4. Cash Flow Statement Structure

Main HeadsAmount
Cash flows from operating activitiesXXX
Cash flows from investing activitiesXXX
Cash flows from financing activitiesXXX
Net increase (decrease) in cash and cash equivalentsXXX
Cash and cash equivalents at the beginningXXX
Cash and cash equivalents at the endXXXX

5. Important Terms

  • Cash: Liquid assets available for use.
  • Cash Equivalents: Short-term investments that are easily convertible to cash.
  • Cash Inflows: Money received by the company.
  • Cash Outflows: Money spent by the company.
  • Non-cash item: Transactions that do not involve cash.

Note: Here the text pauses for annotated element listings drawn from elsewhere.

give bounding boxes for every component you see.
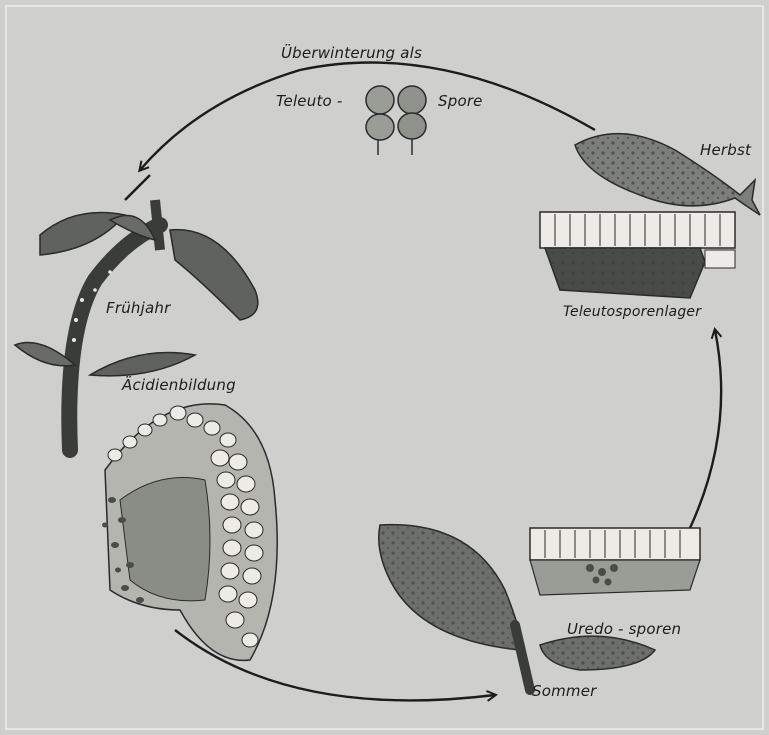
spore-label: Spore xyxy=(438,92,483,110)
overwintering-label: Überwinterung als xyxy=(281,44,422,62)
spring-label: Frühjahr xyxy=(106,299,170,317)
uredo-spores-label: Uredo - sporen xyxy=(567,620,681,638)
uredo-sorus-drawing xyxy=(530,528,700,595)
autumn-label: Herbst xyxy=(700,141,751,159)
summer-label: Sommer xyxy=(532,682,597,700)
aecidium-formation-label: Äcidienbildung xyxy=(122,376,236,394)
arrow-summer-to-autumn xyxy=(690,330,721,528)
teleutospore-bed-drawing xyxy=(540,212,735,298)
teleuto-prefix-label: Teleuto - xyxy=(276,92,342,110)
teleutospore-bed-label: Teleutosporenlager xyxy=(563,304,701,320)
arrow-winter-to-spring xyxy=(140,63,595,171)
aecidium-drawing xyxy=(102,404,277,661)
teleutospore-drawing xyxy=(366,86,426,155)
arrow-stub xyxy=(125,175,150,200)
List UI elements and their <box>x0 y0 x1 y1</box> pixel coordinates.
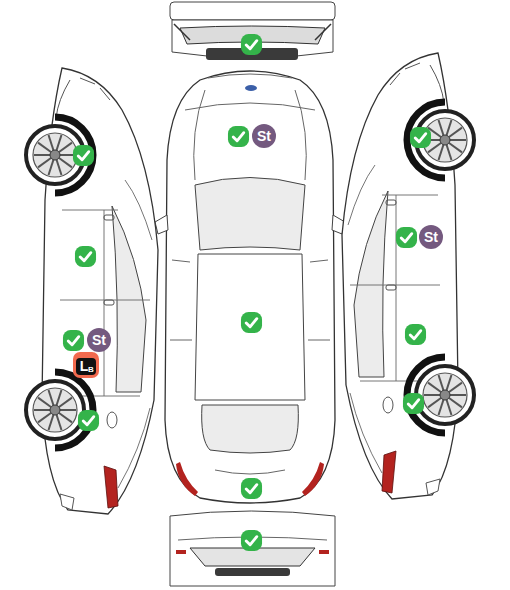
status-badge: St <box>252 124 276 148</box>
front-view <box>170 2 335 60</box>
top-view <box>155 71 345 503</box>
left-side-view <box>26 68 158 514</box>
check-marks <box>63 34 431 551</box>
rear-view <box>170 511 335 586</box>
badge-letter: B <box>88 366 94 374</box>
status-badge: St <box>419 225 443 249</box>
lb-badge <box>73 352 99 378</box>
badge-letter: L <box>80 359 89 373</box>
status-badge: St <box>87 328 111 352</box>
right-side-view <box>342 53 474 499</box>
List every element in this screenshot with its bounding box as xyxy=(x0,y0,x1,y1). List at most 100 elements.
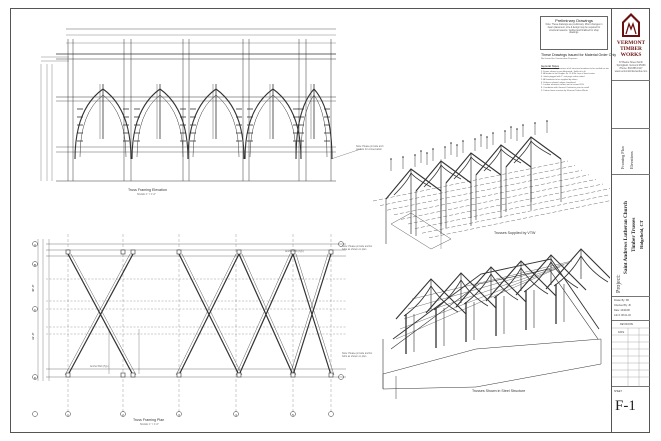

6. Example Activities Classification

ActivityClassification
Purchase of machineryInvesting Activities
Proceeds from issue of equity share capitalFinancing Activities
Cash revenue from operationsOperating Activities
Proceeds from long-term borrowingsFinancing Activities
Cash paid to supplierOperating Activities
Interest paid on long-term borrowingsFinancing Activities

7. Common Questions

  1. What is a Cash flow statement?
  2. How are the various activities classified while preparing cash flow statement?
  3. State the objectives of cash flow statement.
  4. Describe the procedure to prepare Cash Flow Statement.
  5. Explain the major Cash Inflows and outflows from investing and financing activities.

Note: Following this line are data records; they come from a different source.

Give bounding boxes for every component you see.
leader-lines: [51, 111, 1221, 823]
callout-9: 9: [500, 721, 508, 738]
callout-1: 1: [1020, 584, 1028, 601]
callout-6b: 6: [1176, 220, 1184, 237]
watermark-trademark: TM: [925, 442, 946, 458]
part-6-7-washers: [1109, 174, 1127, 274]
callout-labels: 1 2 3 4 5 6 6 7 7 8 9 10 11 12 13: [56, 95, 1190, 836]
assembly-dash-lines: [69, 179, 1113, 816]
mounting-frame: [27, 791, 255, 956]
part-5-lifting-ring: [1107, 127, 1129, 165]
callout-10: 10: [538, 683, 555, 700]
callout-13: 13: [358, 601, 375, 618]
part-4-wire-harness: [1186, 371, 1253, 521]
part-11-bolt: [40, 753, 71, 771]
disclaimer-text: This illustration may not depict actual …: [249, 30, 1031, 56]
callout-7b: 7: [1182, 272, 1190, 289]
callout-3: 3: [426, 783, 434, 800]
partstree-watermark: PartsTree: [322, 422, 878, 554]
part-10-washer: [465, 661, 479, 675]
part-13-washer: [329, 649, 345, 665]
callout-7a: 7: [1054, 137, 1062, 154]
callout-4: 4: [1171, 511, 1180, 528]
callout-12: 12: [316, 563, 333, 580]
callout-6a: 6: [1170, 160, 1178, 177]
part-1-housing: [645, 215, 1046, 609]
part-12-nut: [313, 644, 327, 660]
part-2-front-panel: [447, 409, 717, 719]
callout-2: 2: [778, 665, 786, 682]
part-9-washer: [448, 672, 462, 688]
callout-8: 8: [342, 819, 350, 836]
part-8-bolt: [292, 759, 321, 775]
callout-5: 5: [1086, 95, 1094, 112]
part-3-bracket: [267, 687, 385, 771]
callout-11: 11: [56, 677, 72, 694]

Exam Tips & Common Mistakes

Common Mistakes and Exam Tips

Common Pitfalls

  • Misclassification of Activities: Students often confuse operating, investing, and financing activities. Ensure you understand the definitions and examples of each category.
  • Ignoring Cash Equivalents: Failing to include cash equivalents in the cash flow statement can lead to incorrect conclusions about liquidity.
  • Not Adjusting for Non-Cash Items: Remember to adjust net income for non-cash items like depreciation and amortization when calculating cash flows from operating activities.
  • Overlooking Changes in Working Capital: Changes in accounts receivable, accounts payable, and inventory must be considered when determining cash flow from operations.

Tips for Success

  • Review Accounting Standards: Familiarize yourself with AS-3 and its requirements for cash flow statements to avoid errors in classification and reporting.
  • Practice with Examples: Work through various examples of cash flow statements to solidify your understanding of inflows and outflows.
  • Use the Indirect Method: When calculating cash flow from operating activities, practice using the indirect method to adjust net income for non-cash items and changes in working capital.
  • Double-Check Calculations: Always verify your calculations, especially when adjusting for depreciation, amortization, and changes in working capital.